STANDARD : Dans un autre domaine aussi vous redoutez une polarisation : dans la campagne électorale présidentielle en cours.

SCHÖNBORN : J’ai lancé un appel à un « gentlemen’s agreement ». Il y a eu une campagne électorale qui a duré des mois ; il ne faut tout de même pas tout répéter.

STANDARD : Vous feriez donc presque office d’arbitre — y a-t-il déjà eu des entretiens ?

SCHÖNBORN : Non. Mais le candidat du FPÖ, Norbert Hofer, a repris mon idée. Et il doit y avoir des contacts entre les chefs de campagne. J’espère que cela aura lieu.
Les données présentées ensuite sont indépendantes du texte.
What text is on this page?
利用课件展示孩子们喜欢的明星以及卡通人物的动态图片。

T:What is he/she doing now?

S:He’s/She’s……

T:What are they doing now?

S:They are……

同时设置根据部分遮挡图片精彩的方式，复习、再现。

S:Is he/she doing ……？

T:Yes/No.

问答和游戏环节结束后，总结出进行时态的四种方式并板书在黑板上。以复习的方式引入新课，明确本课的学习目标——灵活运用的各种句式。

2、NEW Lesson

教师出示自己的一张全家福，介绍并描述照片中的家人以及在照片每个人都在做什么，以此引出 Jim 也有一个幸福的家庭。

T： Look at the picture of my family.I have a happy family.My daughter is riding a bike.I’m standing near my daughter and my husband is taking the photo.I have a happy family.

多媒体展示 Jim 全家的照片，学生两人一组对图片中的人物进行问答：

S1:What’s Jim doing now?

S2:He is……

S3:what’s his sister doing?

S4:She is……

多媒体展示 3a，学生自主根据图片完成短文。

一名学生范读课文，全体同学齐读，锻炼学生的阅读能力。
STANDARD : C’est précisément un homme d’Eglise qui a ajouté à la polarisation dans cette campagne : l’évêque auxiliaire de Salzbourg, Mgr Andreas Laun qui a, entre autres choses, décrit les électeurs d’Alexander Van der Bellen (le président "invalidé", ndt) comme ayant subi « un lavage de cerveau »…

SCHÖNBORN: …permettez. Il s’est excusé pour ce « lavage de cerveau ». Il a aussi eu une très sérieuse conversation avec l’archevêque de Salzbourg, dont il relève. Ma position était nette et sans ambages : depuis 50 ans, il n’est plus d’usage que les évêques donnent une consigne de vote. Et nous nous tenons à cela.

STANDARD : Est-ce suffisant ?

SCHÖNBORN : Nous sommes une société libre. Je ne peux pas mettre une muselière à un évêque. Je ne suis pas son supérieur.

STANDARD : Est-ce que Rome est au courant ? C’est là que se trouve le supérieur.

SCHÖNBORN: Je pense qu’à Rome on observe. Mais s’il vous plaît : il ne faut tout de même pas peser chaque mot. Cela arrive à tout le monde de tenir des propos où il y aurait à redire. J’ai pu, par exemple, moi-même déjà faire les frais de déclarations qui m’ont échappé sur les caricatures de Manfred Deix. J’ai dit une fois : « Cela peut arriver » (Es kann ja mal passieren). Il ne m’a pas fallu en dire plus : avec cette phrase, Deix a déjà enjolivé toutes les situations possibles.